Несомненно, эта полулегенда может иметь какую‑то реальную основу. Сопоставив её с летописным рассказом, можно предположить, что Владимир направил послов в Волжскую Булгарию, а из нее они ездили в Хорезм. Хорезм (Хвалиси) был известен и автору Повести временных лет. Владимир вполне мог именно в Хорезме наводить справки об исламе, а заодно выяснять и политическое состояние главных государств мусульманского мира.
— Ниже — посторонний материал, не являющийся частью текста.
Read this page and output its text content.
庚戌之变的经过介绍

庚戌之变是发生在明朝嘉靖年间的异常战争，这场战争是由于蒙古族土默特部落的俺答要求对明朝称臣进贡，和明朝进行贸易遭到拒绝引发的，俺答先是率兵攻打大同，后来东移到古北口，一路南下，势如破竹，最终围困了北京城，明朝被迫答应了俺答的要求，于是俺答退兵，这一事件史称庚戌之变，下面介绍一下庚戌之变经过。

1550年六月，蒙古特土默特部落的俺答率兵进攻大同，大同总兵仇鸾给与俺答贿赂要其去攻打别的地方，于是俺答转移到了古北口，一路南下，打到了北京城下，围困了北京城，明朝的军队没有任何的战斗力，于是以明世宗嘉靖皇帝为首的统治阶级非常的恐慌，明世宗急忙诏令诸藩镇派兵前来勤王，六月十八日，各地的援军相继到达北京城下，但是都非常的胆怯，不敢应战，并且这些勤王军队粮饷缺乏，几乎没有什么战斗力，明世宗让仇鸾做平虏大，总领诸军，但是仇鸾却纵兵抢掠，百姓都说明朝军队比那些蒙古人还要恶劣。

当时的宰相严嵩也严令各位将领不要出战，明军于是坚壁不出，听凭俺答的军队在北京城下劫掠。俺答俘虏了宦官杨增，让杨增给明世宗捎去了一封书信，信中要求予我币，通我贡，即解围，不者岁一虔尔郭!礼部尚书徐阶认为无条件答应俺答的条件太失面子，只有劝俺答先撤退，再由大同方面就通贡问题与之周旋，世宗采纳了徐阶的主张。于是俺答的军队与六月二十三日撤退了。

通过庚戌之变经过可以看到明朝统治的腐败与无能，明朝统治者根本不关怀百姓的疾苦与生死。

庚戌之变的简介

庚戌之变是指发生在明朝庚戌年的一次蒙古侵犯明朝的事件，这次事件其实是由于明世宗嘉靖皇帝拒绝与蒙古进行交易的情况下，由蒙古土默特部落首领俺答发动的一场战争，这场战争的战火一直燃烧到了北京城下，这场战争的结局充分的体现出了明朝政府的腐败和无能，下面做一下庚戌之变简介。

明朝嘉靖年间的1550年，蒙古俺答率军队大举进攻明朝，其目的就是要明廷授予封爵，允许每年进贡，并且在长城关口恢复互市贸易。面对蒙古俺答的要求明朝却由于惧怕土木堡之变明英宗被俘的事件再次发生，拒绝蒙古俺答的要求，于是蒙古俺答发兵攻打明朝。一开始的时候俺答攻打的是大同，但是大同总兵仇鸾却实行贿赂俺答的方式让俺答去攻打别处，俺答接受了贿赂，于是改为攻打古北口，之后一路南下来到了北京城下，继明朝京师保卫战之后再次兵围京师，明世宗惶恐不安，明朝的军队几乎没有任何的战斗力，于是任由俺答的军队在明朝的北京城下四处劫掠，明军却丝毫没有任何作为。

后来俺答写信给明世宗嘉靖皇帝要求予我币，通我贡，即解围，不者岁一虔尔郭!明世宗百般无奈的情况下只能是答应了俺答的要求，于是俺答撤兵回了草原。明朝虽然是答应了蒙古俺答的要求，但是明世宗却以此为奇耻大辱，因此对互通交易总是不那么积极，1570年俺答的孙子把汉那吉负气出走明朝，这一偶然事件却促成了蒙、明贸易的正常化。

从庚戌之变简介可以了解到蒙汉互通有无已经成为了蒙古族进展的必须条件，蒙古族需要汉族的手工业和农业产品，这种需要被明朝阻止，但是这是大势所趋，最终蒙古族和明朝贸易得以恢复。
Что же являл собой мир ислама в 80–е годы X в.? Какие сведения должен был получить об этом киевский князь? Багдадский халиф в ту пору реальной силой не обладал[56]. Правители Сирии в 70–е годы X в. потерпели ряд серьезных поражений от Византии, так что даже часть их северо–западных владений была захвачена Византией[57]. Могущественнейшей на востоке мусульманского мира была держава Саманидов. Им подчинялись Афганистан и Восточный Иран. Однако в последней четверти века и это государство шло к упадку[58]. В правление Нуха II (976-997) государство Саманидов постоянно сотрясали распри и мятежи феодалов[59]. В 80-90–е годы X в. от Бухары фактически стал независимым Хорезм, и это обстоятельство могло побудить киевского князя направить туда послов. Подобное состояние мусульманских государств в 80–е годы X в. должно было дать основание Владимиру усомниться в способности ислама укрепить центральную власть.

Иное дело — Византия. В те времена она переживала, пожалуй, последний период своего политического подъема. Отец Владимира Святослав былпобежден в войне с нею. Арабские государства тоже терпели поражения от византийцев, претендовавших на Сирию и Закавказье. Успехи сопутствовали Византии и на Балканах. Уже по этой причине принять христианство из Византии было политически выгодно. К тому же и византийские императоры нуждались в военной помощи Руси. Эту помощь Владимир, как известно, оказал и получил в жены сестру императоров Василия и Константина Анну. Тем не менее представляется, что вопрос возможности принятия Русью ислама все же стоял. Другое дело, что принятие христианства, притом из Византии, для киевского князя оказалось гораздо более выгодным и не влекло за собой политической зависимости от Византии. Русско–византийский конфликт 1043 г. — реальное тому доказательство. В 1988 г. будет отмечаться 1000–летие крещения Руси. Между тем эта дата условна. Древнерусская летопись, правда, указывает на 988 г.[60], однако другой древнерусский памятник — Память и похвала Владимир Иакова Мниха отмечает, что Владимир крестился в десятое лето по убиении своего брата Ярополка[61], т. е. в 990 г. Правда, летописная дата подтверждается византийскими источниками[62], но в них, как и в Повести временных лет, идет собственно рассказ о походе Владимира на Koрсунь (Херсонес) и браке Владимира с Анной.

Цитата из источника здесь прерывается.